G. Comment on the success or otherwise of IPOs made in 2017. (For adequately addressing this requirement you will need to access the IPO watch report for 2017 by accessing it from IPOwatch.com.au).

The initial public offering as per IPO 2017 assessed that Cann Group has a higher listing with 796.7% of return from initial public offering in the marketplace. It has been observed that market capitalisation has been earned by the company in the present year observed to be $287,498,173. In the present year, the initial public offering is most of the firms listed have been successful as per the returns reported in the IPO listings It has been observed that increase in shareholder investment in different companies has helped to enhance the performance of IPO ore significantly. In the listing, tare are companies such as Mayur Resources has not been applied any form o IPO in the present year (IPO Watch, 2018). It has been stated in the present year there has been an increase in demands of most of the products in the marketplace. It has certainly helped the business entities to emulate its products and push the sales volume certainly.

The initial public offering defines the ability of the firm to issue are in the market and earn the relevant amount of funding from the . The company listed in IPO are reliable for issue share in the market.
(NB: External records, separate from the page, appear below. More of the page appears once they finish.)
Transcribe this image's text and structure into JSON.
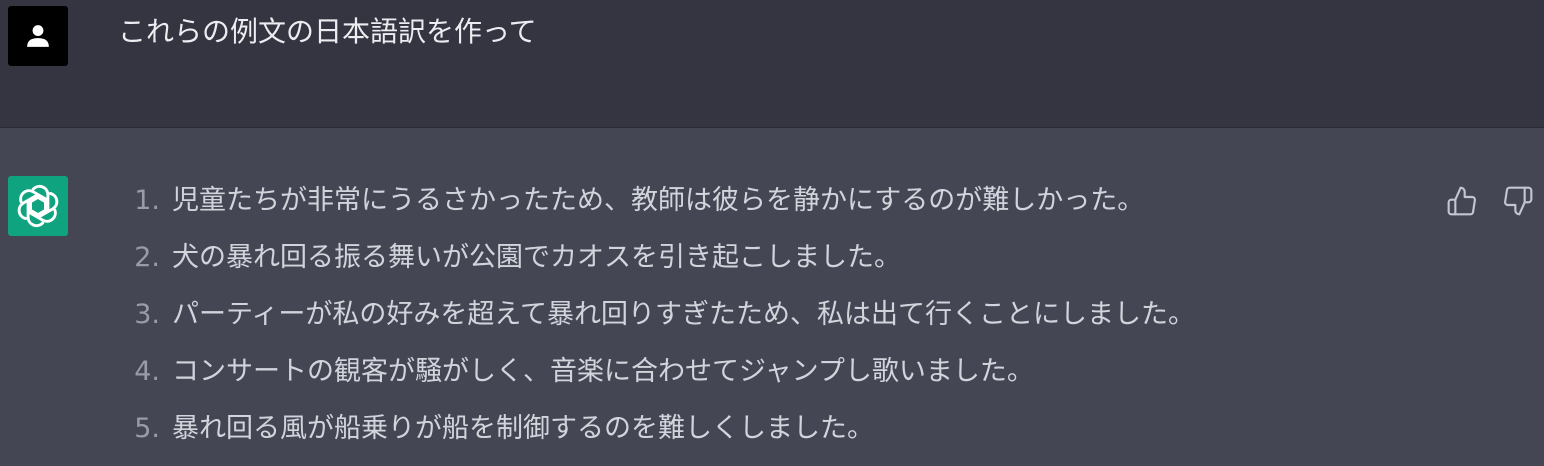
{
  "user": {
    "avatar_icon": "user-silhouette-icon",
    "message": "これらの例文の日本語訳を作って"
  },
  "assistant": {
    "avatar_icon": "openai-logo-icon",
    "items": [
      {
        "num": "1.",
        "text": "児童たちが非常にうるさかったため、教師は彼らを静かにするのが難しかった。"
      },
      {
        "num": "2.",
        "text": "犬の暴れ回る振る舞いが公園でカオスを引き起こしました。"
      },
      {
        "num": "3.",
        "text": "パーティーが私の好みを超えて暴れ回りすぎたため、私は出て行くことにしました。"
      },
      {
        "num": "4.",
        "text": "コンサートの観客が騒がしく、音楽に合わせてジャンプし歌いました。"
      },
      {
        "num": "5.",
        "text": "暴れ回る風が船乗りが船を制御するのを難しくしました。"
      }
    ],
    "feedback": {
      "thumbs_up_icon": "thumbs-up-icon",
      "thumbs_down_icon": "thumbs-down-icon"
    }
  },
  "colors": {
    "user_bg": "#343541",
    "assistant_bg": "#444654",
    "accent": "#10a37f",
    "text": "#d1d5db"
  }
}
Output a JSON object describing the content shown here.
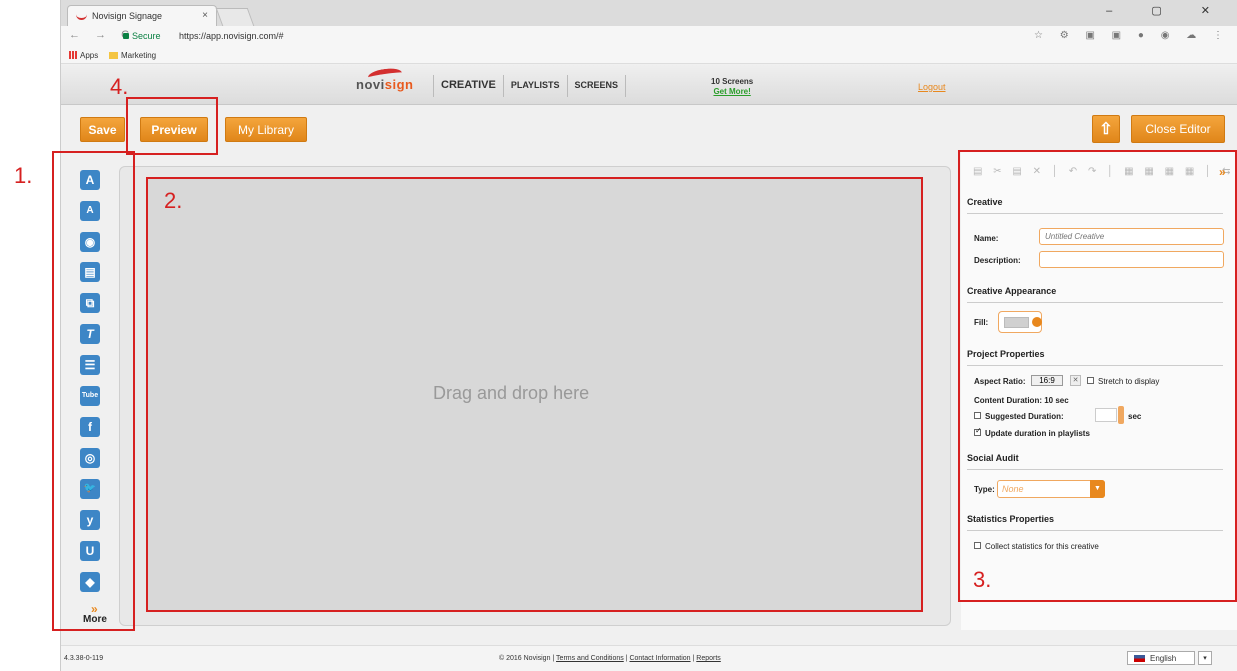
{
  "browser": {
    "tab_title": "Novisign Signage",
    "tab_close": "×",
    "window_controls": "–  ▢  ✕",
    "nav": "← → C",
    "secure_label": "Secure",
    "url": "https://app.novisign.com/#",
    "address_icons": "☆ ⚙ ▣ ▣ ● ◉ ☁ ⋮",
    "bookmarks": [
      "Apps",
      "Marketing"
    ]
  },
  "header": {
    "logo_text_a": "novi",
    "logo_text_b": "sign",
    "nav": [
      "CREATIVE",
      "PLAYLISTS",
      "SCREENS"
    ],
    "screens_count": "10 Screens",
    "get_more": "Get More!",
    "logout": "Logout"
  },
  "toolbar": {
    "save": "Save",
    "preview": "Preview",
    "library": "My Library",
    "upload_icon": "⇧",
    "close_editor": "Close Editor"
  },
  "tools": [
    "A",
    "A",
    "◉",
    "▤",
    "⧉",
    "T",
    "☰",
    "Tube",
    "f",
    "◎",
    "🐦",
    "y",
    "U",
    "◆"
  ],
  "tool_names": [
    "text-tool-icon",
    "textbox-tool-icon",
    "image-tool-icon",
    "video-tool-icon",
    "slideshow-tool-icon",
    "ticker-tool-icon",
    "rss-tool-icon",
    "youtube-tool-icon",
    "facebook-tool-icon",
    "instagram-tool-icon",
    "twitter-tool-icon",
    "yammer-tool-icon",
    "ustream-tool-icon",
    "widget-tool-icon"
  ],
  "more": {
    "arrow": "»",
    "label": "More"
  },
  "canvas": {
    "drop_text": "Drag and drop here"
  },
  "panel": {
    "tools_icons": "▤ ✂ ▤ ✕ │ ↶ ↷ │ ▦ ▦ ▦ ▦ │ ⇆",
    "expand": "»",
    "creative_title": "Creative",
    "name_label": "Name:",
    "name_placeholder": "Untitled Creative",
    "description_label": "Description:",
    "appearance_title": "Creative Appearance",
    "fill_label": "Fill:",
    "project_title": "Project Properties",
    "aspect_label": "Aspect Ratio:",
    "aspect_value": "16:9",
    "aspect_clear": "✕",
    "stretch_label": "Stretch to display",
    "content_duration": "Content Duration: 10 sec",
    "suggested_label": "Suggested Duration:",
    "sec_label": "sec",
    "update_label": "Update duration in playlists",
    "social_title": "Social Audit",
    "type_label": "Type:",
    "type_value": "None",
    "type_dd": "▼",
    "stats_title": "Statistics Properties",
    "collect_label": "Collect statistics for this creative"
  },
  "footer": {
    "version": "4.3.38-0-119",
    "copyright": "© 2016 Novisign | ",
    "terms": "Terms and Conditions",
    "sep1": " | ",
    "contact": "Contact Information",
    "sep2": " | ",
    "reports": "Reports",
    "language": "English",
    "lang_dd": "▾"
  },
  "annotations": [
    "1.",
    "2.",
    "3.",
    "4."
  ],
  "colors": {
    "accent": "#e8881e",
    "annotation": "#d62020",
    "tool_blue": "#3d86c6"
  }
}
Thus, in the resent status, most o the company was able to earn 75% to 800% growth and revenue generation of the firm It is beloved that the shares are part of the profit that is divided in several; ashore that is issued in the mat place. From the listing, it can be stated that a firm name Area Resources has been able to increase its public offerings from the market by 40%. It has observed that the market return of the company has been grown by 185% (IPO Watch, 2018).
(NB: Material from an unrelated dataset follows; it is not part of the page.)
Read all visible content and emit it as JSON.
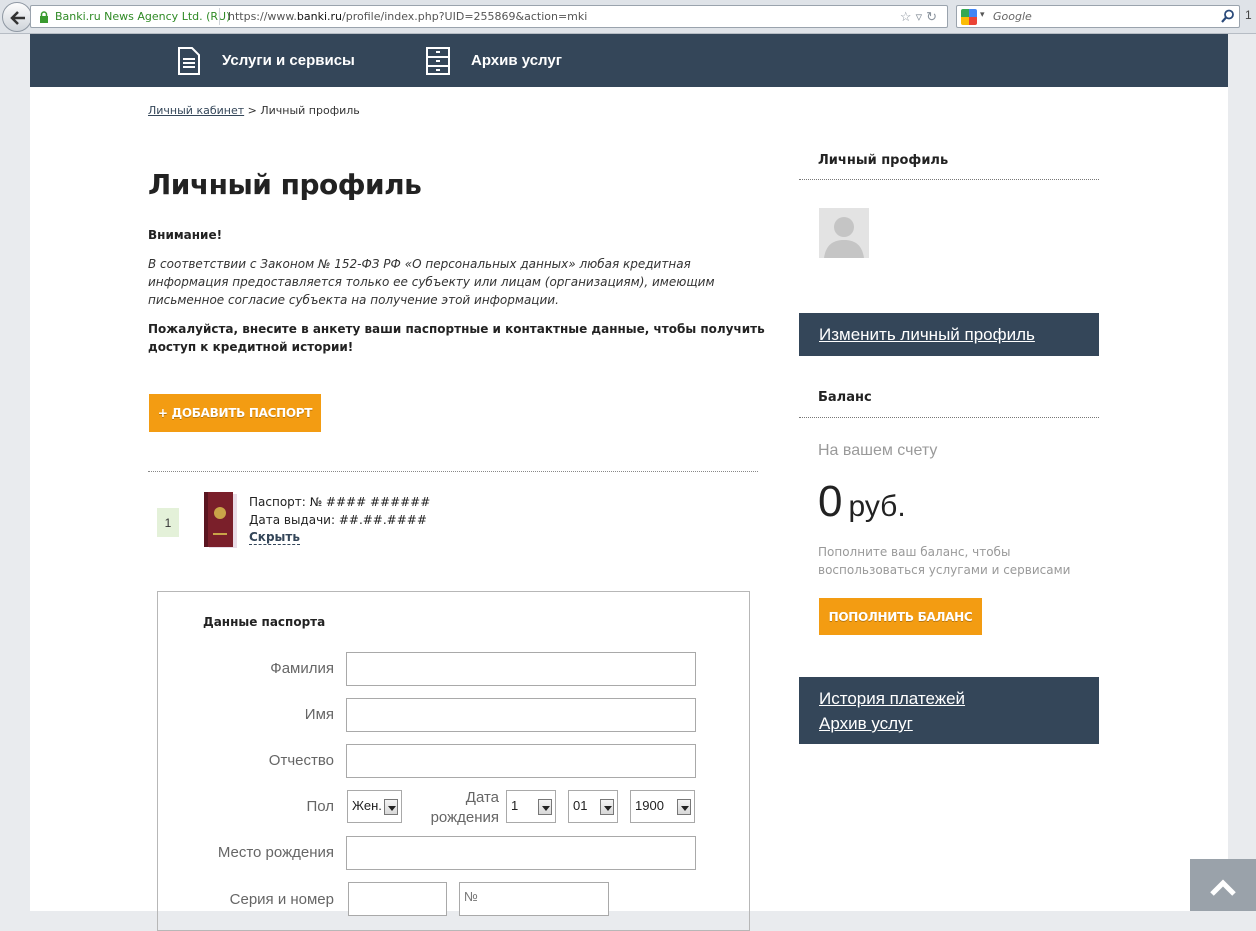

As per the analysis, the market capitalisation of the firm has been evaluated $56965721 in the marketplace. It has been evaluated that the development of initial public offering of this firm has been the success for the particular year. The demand for its products it has increased in the marketplace. Thus, the company has been able to make more issue of funds in the market. This certainly helps the firm to make more reliable investments. As per the analysis, there are different companies has made little constitution towards initial public offerings. The business firm Audinate Group is one of the companies that have made less issue of shares in the market. In accordance to the listing provided, it can be assumed that the company has net market capitalisation. In the analysis, it can be observed that these companies might have fewer capitalisations to make the issue of shares or have been generating finds through a diminishing rate (IPO Watch, 2018).